Потом встречаешься взглядом с заключённым.
И начинаешь чертить, божить, петлять,
Выводить его, за плечи
Прикрыв от ветра и снега, из пожизненного лагеря для
Ненаписанных. Где их тысячи,
Стоящих вдоль колючей проволоки.
Потом, позже,
Отпаивать горячим, потому что уже — свобода,
потому что всё кончено: «Всё кончено, смотри,
видишь — точка». И что-то уже сидит
В полосатой робе неровных строчек.
Уже какое-то ненужное, чужое, но
Оживает, теребит скатерть, с любопытством смотрит на фамильный сервиз.

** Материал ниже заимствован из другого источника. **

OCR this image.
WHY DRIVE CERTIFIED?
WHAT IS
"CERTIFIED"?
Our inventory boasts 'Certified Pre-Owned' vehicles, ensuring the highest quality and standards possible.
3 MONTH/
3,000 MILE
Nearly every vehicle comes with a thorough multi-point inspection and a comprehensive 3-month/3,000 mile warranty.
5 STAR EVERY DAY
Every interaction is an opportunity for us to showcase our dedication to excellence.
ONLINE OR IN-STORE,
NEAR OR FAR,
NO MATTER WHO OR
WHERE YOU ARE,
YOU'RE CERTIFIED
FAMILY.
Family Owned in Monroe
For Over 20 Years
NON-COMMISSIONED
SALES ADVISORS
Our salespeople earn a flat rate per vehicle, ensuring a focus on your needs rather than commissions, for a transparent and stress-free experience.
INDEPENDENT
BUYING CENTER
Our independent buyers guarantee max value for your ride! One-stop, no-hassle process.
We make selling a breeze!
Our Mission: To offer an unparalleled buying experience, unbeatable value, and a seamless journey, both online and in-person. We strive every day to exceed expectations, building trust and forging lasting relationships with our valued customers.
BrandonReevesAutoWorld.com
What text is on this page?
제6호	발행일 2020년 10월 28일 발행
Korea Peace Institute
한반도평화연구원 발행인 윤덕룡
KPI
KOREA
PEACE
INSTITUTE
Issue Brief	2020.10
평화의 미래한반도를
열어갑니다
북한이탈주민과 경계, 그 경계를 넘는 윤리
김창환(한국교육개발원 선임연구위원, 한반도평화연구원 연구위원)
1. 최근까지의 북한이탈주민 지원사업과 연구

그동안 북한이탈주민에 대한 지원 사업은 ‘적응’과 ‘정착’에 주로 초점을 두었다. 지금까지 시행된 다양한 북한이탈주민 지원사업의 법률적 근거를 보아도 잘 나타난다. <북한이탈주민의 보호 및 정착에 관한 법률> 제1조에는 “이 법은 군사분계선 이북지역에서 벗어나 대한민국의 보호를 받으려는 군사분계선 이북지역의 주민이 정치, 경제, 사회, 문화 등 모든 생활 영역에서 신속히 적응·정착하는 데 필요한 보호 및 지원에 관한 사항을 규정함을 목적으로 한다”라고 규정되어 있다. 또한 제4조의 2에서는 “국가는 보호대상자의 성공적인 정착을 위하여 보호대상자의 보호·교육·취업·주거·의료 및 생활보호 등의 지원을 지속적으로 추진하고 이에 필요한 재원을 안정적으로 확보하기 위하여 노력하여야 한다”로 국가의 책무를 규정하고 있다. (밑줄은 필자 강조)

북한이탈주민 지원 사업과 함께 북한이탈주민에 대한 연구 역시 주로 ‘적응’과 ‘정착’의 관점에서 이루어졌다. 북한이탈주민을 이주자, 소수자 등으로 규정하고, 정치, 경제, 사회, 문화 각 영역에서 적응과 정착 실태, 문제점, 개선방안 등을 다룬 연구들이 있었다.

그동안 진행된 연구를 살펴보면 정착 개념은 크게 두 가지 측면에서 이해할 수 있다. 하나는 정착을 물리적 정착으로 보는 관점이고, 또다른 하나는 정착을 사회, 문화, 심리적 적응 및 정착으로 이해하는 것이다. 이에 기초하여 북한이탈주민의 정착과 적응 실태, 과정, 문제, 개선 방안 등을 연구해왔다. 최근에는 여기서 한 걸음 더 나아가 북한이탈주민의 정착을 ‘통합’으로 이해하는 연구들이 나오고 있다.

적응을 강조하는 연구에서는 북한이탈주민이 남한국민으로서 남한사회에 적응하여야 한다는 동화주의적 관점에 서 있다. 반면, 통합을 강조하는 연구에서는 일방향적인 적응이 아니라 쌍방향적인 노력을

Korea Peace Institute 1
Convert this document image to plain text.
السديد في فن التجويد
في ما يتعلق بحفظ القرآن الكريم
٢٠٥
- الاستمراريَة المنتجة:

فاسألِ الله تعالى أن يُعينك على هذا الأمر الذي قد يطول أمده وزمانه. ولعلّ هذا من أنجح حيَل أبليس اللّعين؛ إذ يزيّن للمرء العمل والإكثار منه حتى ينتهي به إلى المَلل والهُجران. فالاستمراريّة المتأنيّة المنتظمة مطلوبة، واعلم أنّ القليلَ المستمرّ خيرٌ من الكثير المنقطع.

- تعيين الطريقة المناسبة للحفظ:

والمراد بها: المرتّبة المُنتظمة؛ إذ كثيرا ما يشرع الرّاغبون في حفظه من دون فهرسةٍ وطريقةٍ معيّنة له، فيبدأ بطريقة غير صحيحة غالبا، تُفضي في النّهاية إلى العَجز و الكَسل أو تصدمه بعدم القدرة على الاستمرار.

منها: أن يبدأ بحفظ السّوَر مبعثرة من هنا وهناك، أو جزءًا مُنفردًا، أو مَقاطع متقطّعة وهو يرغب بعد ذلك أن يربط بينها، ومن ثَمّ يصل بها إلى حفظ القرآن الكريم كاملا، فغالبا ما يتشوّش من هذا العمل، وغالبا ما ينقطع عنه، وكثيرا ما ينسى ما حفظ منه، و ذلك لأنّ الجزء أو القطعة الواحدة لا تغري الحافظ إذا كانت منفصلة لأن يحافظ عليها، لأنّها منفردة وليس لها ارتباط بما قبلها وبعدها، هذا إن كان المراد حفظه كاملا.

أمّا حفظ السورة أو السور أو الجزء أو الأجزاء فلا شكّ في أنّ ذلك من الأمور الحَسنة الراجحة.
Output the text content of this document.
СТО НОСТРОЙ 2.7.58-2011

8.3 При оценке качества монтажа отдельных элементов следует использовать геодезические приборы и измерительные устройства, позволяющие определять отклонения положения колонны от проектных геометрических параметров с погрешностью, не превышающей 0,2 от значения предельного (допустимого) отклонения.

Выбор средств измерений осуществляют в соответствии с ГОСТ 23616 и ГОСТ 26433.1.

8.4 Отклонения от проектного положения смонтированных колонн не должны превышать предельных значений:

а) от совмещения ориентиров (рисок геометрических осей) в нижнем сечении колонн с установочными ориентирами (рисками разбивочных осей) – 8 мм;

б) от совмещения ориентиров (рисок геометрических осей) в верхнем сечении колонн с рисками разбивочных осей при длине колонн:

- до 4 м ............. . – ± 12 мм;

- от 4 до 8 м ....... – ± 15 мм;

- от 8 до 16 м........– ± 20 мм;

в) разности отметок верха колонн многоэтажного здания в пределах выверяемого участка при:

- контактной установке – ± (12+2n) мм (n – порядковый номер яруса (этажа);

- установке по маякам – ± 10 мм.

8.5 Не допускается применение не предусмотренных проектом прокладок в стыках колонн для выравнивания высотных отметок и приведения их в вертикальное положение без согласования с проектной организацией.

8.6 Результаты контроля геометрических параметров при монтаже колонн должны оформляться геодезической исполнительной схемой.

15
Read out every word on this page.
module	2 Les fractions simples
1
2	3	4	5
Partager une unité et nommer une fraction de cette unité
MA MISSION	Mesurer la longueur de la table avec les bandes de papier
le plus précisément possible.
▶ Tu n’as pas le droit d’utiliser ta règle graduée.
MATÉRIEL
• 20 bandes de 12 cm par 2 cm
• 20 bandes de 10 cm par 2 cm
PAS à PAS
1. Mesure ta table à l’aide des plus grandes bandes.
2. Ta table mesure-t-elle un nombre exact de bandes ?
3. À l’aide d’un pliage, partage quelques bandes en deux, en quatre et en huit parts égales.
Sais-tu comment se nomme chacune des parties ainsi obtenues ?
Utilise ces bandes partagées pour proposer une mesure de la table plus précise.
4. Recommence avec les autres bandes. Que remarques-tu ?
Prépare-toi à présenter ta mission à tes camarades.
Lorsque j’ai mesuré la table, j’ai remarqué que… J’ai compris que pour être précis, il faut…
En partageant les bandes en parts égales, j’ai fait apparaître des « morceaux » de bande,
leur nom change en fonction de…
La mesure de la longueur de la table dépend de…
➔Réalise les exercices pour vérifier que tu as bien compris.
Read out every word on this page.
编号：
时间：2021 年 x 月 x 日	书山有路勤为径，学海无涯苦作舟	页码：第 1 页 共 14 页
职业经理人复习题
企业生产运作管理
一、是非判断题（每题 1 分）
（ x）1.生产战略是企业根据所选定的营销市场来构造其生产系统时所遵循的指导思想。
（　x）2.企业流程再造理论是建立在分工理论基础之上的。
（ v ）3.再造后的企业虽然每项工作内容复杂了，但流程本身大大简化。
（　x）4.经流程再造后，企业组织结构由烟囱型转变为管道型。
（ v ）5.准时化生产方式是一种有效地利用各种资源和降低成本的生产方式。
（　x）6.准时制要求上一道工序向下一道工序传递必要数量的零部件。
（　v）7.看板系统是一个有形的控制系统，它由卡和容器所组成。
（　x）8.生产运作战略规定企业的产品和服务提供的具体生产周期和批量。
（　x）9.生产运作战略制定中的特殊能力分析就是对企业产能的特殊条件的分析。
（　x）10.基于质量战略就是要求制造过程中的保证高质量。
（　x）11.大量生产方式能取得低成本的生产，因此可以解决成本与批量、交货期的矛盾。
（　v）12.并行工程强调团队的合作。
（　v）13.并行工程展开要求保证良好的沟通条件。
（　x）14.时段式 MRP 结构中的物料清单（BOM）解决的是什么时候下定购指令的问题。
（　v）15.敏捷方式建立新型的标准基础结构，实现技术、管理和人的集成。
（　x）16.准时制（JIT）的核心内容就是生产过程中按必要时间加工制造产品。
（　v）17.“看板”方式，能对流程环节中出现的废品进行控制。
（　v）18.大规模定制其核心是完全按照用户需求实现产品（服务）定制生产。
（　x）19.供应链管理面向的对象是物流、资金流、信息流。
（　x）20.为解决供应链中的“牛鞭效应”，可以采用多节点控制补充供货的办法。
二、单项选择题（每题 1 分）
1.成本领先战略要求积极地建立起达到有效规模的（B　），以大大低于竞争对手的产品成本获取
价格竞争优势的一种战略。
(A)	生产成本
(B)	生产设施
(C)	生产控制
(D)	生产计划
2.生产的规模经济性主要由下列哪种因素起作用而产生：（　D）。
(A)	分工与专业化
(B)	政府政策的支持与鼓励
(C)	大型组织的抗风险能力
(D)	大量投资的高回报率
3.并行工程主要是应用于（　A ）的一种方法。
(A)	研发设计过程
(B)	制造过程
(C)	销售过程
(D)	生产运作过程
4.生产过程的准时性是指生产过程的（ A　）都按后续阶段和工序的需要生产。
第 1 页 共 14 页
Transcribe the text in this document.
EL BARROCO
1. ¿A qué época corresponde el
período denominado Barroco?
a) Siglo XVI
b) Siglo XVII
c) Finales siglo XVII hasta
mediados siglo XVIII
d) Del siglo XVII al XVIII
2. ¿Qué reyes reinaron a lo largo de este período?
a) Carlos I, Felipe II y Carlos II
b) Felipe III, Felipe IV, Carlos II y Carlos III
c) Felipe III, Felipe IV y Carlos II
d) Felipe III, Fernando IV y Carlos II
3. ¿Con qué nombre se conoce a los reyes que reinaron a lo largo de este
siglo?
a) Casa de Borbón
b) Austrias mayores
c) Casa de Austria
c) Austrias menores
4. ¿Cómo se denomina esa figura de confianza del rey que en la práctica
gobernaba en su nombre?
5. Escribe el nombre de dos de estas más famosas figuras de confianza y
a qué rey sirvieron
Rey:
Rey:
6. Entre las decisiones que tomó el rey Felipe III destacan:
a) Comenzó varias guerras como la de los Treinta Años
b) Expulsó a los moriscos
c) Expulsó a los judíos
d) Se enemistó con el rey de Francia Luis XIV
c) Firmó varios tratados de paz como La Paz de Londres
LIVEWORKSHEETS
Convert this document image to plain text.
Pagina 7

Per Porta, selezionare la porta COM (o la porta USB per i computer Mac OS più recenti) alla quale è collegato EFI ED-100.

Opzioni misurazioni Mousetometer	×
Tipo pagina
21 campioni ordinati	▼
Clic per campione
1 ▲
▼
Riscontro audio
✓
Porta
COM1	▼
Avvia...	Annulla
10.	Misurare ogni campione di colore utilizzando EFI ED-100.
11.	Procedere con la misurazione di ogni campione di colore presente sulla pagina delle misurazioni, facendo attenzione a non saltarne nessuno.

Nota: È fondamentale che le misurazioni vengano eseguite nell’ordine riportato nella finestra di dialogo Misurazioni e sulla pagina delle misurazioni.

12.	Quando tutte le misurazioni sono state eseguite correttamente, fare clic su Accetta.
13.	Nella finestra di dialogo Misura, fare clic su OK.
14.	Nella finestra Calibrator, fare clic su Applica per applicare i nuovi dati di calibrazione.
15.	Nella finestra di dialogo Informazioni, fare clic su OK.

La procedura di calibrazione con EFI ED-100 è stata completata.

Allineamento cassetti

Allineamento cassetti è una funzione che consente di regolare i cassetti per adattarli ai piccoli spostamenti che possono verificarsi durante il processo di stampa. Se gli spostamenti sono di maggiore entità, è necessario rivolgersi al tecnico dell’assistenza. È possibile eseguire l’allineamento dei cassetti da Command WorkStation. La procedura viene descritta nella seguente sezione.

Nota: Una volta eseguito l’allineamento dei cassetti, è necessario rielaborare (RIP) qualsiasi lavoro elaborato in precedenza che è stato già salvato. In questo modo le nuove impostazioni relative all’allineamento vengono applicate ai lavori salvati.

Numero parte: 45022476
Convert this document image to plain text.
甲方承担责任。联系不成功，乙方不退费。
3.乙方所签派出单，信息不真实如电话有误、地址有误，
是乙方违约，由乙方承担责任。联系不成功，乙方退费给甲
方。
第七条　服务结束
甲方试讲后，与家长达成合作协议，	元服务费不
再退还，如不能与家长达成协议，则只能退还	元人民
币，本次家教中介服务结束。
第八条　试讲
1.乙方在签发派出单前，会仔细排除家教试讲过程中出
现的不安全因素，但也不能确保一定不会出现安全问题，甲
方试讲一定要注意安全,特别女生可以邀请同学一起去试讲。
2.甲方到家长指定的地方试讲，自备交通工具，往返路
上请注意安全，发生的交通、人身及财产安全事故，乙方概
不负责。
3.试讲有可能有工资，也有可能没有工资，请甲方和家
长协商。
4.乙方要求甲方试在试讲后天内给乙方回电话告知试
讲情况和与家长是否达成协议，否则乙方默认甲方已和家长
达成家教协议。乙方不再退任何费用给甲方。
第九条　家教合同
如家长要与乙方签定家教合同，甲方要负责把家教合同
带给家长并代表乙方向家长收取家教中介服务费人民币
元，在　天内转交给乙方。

Всё кончено. Теперь уже можно пить чай с двумя или тремя
Ложками сахара. Свобода это возможность
Выбирать, и в чай насыпается три.
И пока растворяется сахар,
Ты думаешь о часовых.
Они действительно спят, слепы?
Или ждут когда ты будешь вести наконец, то
Самое дорогое, впервые шепча: «наконец-то-наконец-то-ты».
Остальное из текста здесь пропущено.